Thursday, December 22, 2011

Foolin'

Thanks to a surplus of vacation days, my Christmas break has officially begun. As I was working from home this afternoon, Def Leppard's "Foolin'" popped up on my iTunes and flashed me back to one of my first experiences of playing in a band. It was exceedingly brief but also very memorable...to me, at least.

My parents were always pushing me to take on different activities, mostly designed to round out my academic leanings. I enjoyed playing sports, but hockey was a non-starter with them (too many practices/too expensive) so I ended up playing soccer. My mom signed me up for piano lessons when I was 5 or 6, but they didn't take; I just wasn't getting it (Christ, I was TINY) and I felt the teacher was too strict so I just bailed. About 10 years later, I was interested in learning the guitar so I signed up for lessons with a woman in our New Hampshire town. Mom got me an acoustic and after a few months, picked me up a used Gibson L6-S from the late, lamented Daddy's Junky Music. It was, and is, a sweet guitar. I took lessons for about a year-and-a-half until in a tragic twist of fate, my guitar teacher's husband died in a head-on crash just down the street from my house on Route 125. She was pretty shattered by the whole thing and stopped giving lessons. I never went back.

But I was still very interested in the guitar. I subscribed to the fairly new magazine Guitar for the Practicing Musician, which had tons of guitar tabs of hard rock songs, so I would sporadically try to learn riffs. Meanwhile, in the summer of '84, I was working at the local Market Basket and became fast friends with a fellow shelf stocker named Butch who, as it turned out, also played the guitar. We started hanging out and he mentioned that he was starting a band with another co-worker, Duane, who played the drums, and he invited me to join.

Of course, I said yes immediately and we went to Duane's house to jam. Duane lived with his dad in Plaistow and apparently, dad wasn't around much because the kid's drum set was right in the living room. Since it wasn't my house, this was AWESOME. Butch had an Ibanez Destroyer (basically an Explorer knockoff) and could actually play the thing, unlike me. We plugged in and started learning covers, including the Scorpions' "Rock You Like a Hurricane" and Def Leppard's "Foolin'." We didn't really have a singer, so I tried the vocals on "Foolin'"; I had a tough time hitting the high notes on that one. The "band" only lasted a week or so, probably because those guys realized I sucked. I remember one excursion where we went down to the grocery store and bought a bunch of junk food for our rehearsal, and I remember watching Stevie Ray Vaughan's "Cold Shot" and a Sammy Hagar video on MTV at Duane's house; my podunk town didn't have cable at that time, so this was a luxury. This happened during a week that the rest of my family went to Florida on vacation and I decided not to go, so I had plenty of time on my hands when I wasn't working.

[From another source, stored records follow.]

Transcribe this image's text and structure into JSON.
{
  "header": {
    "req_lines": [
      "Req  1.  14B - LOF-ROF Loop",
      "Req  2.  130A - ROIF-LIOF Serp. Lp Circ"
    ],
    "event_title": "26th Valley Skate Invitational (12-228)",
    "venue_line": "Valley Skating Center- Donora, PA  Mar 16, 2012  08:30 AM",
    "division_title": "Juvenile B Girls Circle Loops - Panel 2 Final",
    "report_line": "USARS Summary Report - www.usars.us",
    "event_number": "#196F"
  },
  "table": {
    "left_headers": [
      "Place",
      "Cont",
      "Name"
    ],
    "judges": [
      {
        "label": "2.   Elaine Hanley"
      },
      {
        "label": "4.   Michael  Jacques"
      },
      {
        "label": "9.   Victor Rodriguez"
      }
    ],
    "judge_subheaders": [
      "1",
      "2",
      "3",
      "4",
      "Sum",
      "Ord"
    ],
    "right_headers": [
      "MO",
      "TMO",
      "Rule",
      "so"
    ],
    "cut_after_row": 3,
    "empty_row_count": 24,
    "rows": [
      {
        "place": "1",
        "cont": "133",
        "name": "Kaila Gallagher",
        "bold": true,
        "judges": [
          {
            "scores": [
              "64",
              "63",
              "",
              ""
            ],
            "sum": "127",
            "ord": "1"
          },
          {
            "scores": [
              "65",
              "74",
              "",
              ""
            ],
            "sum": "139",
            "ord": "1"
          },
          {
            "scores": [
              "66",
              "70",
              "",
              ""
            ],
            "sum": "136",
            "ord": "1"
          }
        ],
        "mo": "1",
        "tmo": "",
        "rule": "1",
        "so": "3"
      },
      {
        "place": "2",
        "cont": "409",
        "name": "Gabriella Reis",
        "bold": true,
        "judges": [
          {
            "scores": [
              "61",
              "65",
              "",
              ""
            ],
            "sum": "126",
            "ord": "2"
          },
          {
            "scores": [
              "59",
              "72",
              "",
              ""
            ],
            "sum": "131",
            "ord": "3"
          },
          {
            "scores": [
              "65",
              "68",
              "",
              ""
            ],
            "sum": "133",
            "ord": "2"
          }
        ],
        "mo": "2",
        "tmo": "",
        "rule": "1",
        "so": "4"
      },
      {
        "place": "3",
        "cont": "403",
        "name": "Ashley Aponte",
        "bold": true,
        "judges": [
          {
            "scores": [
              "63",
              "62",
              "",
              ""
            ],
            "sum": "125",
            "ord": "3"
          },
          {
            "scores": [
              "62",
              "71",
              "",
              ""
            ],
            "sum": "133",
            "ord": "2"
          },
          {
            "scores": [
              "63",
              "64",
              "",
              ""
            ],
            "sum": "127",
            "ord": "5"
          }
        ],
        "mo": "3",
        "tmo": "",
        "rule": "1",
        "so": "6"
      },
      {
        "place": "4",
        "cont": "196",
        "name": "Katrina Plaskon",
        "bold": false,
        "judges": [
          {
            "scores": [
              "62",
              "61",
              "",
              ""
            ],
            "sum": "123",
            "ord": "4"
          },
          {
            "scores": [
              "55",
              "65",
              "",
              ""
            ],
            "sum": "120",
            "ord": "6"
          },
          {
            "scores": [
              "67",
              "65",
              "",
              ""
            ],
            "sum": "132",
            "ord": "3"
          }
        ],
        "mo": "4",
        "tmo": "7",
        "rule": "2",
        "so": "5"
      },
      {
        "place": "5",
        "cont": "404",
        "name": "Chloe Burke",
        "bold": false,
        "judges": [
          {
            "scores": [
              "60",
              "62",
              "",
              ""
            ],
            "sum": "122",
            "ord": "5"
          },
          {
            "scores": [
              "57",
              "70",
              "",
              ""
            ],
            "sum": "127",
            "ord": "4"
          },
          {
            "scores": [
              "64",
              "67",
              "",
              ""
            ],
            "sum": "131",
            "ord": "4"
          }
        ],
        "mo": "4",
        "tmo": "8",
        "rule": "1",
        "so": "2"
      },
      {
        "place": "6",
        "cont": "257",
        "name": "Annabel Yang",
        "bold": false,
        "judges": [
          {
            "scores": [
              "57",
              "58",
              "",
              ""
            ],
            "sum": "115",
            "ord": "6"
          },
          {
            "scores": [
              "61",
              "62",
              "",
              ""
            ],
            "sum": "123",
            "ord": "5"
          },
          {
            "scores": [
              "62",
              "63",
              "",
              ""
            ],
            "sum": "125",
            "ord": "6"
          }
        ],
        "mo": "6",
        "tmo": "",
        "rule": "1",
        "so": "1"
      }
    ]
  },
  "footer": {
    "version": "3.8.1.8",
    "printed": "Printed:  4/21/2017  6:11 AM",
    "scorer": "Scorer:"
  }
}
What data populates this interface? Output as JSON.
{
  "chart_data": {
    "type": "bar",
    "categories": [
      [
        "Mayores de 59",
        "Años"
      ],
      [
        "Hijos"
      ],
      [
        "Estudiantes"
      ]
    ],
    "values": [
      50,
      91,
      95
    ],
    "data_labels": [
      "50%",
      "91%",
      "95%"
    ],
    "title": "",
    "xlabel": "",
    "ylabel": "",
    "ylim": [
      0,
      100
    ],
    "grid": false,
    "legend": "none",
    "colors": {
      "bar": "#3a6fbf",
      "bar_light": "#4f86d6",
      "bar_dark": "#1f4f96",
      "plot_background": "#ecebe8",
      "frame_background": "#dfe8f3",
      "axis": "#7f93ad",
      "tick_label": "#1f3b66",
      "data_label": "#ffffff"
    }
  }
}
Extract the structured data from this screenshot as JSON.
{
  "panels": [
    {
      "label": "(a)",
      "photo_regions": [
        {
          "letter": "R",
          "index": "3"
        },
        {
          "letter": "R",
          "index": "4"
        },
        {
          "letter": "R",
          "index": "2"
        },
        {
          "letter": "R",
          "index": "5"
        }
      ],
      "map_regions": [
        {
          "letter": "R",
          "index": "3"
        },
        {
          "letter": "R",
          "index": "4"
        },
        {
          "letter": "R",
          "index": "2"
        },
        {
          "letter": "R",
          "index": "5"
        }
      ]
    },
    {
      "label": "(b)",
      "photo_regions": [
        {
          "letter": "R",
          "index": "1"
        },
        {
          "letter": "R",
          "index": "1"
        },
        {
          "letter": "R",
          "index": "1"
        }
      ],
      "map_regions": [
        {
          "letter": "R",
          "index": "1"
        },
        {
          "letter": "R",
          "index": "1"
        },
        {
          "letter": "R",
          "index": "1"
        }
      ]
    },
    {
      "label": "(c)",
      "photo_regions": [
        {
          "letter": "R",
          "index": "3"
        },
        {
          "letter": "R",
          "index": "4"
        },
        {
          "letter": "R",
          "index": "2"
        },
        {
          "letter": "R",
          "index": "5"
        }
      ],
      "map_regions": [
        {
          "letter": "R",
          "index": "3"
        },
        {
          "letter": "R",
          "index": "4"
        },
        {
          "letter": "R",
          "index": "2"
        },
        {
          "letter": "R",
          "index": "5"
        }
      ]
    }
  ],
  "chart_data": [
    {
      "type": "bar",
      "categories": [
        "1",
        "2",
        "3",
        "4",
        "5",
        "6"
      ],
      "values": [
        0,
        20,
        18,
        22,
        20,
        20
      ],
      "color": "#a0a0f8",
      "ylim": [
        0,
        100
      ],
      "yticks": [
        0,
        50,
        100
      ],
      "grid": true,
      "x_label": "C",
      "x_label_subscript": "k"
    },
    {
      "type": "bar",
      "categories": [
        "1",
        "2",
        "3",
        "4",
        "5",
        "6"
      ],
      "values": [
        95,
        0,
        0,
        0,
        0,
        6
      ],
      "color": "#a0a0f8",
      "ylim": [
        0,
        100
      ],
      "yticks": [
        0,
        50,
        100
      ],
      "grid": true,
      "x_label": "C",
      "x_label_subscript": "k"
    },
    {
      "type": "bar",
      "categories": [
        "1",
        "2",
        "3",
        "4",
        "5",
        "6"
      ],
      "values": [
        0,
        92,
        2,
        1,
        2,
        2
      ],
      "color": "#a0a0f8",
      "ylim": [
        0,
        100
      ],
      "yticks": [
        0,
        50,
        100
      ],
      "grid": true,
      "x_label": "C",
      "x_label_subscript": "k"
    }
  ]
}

Duane had sketched out a logo and name for the band, which he wanted to call Aria. I didn't really like it because it reminded me of the band Asia, which sucked to high heaven in my opinion. Even though the band, or my involvement in it, was short-lived, we still were friendly and worked at the store. Butch even started dating my ex-girlfriend, which I was strangely okay with. He was a good guy and it was a few months after she had dumped my ass; by that point, I felt he was more than welcome to her. Duane and I went to see Rush together that fall, although we stopped on the way so he could buy weed. I was pretty uptight about shit like that then, so when I ran into some other buddies of mine at the concert, I bummed a ride home with them. I had little or no contact with either Butch or Duane after that (we went to different schools) and then I was off to college the following year.

Since then, my guitar playing has been sporadic at best. I've got three guitars now and they're all collecting dust, but dammit, I will pick them up again if it's the last friggin' thing I do. Between all the extra-curricular stuff I do, it's tough to find the time and/or energy to devote to practicing the guitar, but I keep vowing to do it. Hopefully, I'm not just f-f-foolin' myself.

2 comments:

Anonymous said...

Did I give you a ride home from that Rush concert?
Matt

Jay said...

Matt: Yeah, you did. Thanks, by the way!